Na economia real, a retórica de Trump, o Brexit e os demais apelos protecionistas não impedem uma onda de expansão do comércio global iniciada no ano passado. A Organização Mundial do Comércio (OMC) projeta crescimento de 1,8% a 3,6% das trocas neste ano. Em 2018, a estimativa é de aumento entre 2,1% e 4%. Esses números têm como base previsões de crescimento do PIB global de 2,7% neste ano e de 2,8% no ano que vem. No ano passado, o comércio cresceu 1,3%.
Relatório divulgado no dia 12 pela OMC afirma: “O crescimento econômico global tem estado desequilibrado desde a crise financeira (de 2008/2009), mas pela primeira vez em vários anos em todas as regiões do mundo a economia deve experimentar um impulso em 2017. Isso pode reforçar o crescimento e proporcionar um estímulo adicional ao comércio.”
Na apresentação do relatório, o diplomata brasileiro Roberto Azevêdo, diretor-geral da OMC, declarou, num recado indireto ao governo americano: “O comércio tem o potencial de fortalecer o crescimento se o movimento de bens e o fornecimento de serviços através das fronteiras continuar amplamente irrestrito.
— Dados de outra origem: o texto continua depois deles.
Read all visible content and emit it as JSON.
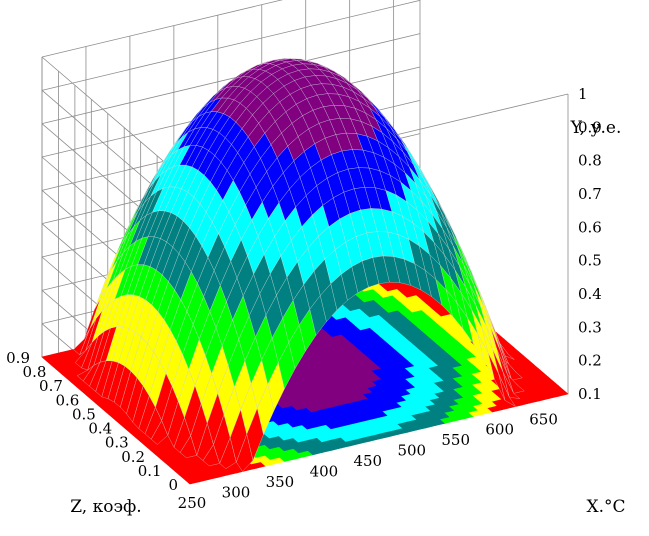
{
  "chart_data": {
    "type": "surface",
    "xlabel": "X.°C",
    "ylabel": "Y, у.е.",
    "zlabel": "Z, коэф.",
    "x_ticks": [
      "250",
      "300",
      "350",
      "400",
      "450",
      "500",
      "550",
      "600",
      "650"
    ],
    "y_ticks": [
      "0.1",
      "0.2",
      "0.3",
      "0.4",
      "0.5",
      "0.6",
      "0.7",
      "0.8",
      "0.9",
      "1"
    ],
    "z_ticks": [
      "0",
      "0.1",
      "0.2",
      "0.3",
      "0.4",
      "0.5",
      "0.6",
      "0.7",
      "0.8",
      "0.9"
    ],
    "xlim": [
      250,
      680
    ],
    "ylim": [
      0.1,
      1
    ],
    "zlim": [
      0,
      0.9
    ],
    "grid": true,
    "surface_peak": {
      "x": 465,
      "z": 0.5,
      "y": 1.0
    },
    "contour_projection": "filled contours on floor",
    "colormap": [
      "#ff0000",
      "#ffff00",
      "#00ff00",
      "#008080",
      "#00ffff",
      "#0000ff",
      "#800080"
    ]
  }
}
Entretanto, se as autoridades tentam enfrentar perdas de empregos internamente com restrições severas às importações, o comércio não pode ajudar a impulsionar o crescimento e pode até constituir uma âncora da retomada”.
Azevêdo continuou: “Embora o comércio de fato cause algum deslocamento econômico em certas comunidades, seus efeitos adversos não deveriam ser superestimados — nem deveriam esconder seus benefícios em termos de crescimento, desenvolvimento e geração de emprego. Deveríamos ver o comércio como parte da solução das dificuldades econômicas, não parte do problema”.
A resposta, portanto, disse ele, é “buscar políticas que extraiam os benefícios do comércio, e ao mesmo tempo aplicar soluções horizontais para o desemprego que incluam melhor educação e treinamento e programas sociais que possam rapidamente ajudar os trabalhadores a ficar de pé novamente para competir por empregos do futuro”.
É mais fácil falar do que fazer, mas muitos especialistas e mesmo alguns políticos, nos Estados Unidos e na Europa, já reconhecem que os governos deveriam ter feito mais para ajudar os trabalhadores que perderam empregos de alta qualidade na indústria a encontrar um novo lugar no mercado de trabalho. Agora, o problema não é só econômico, mas também político.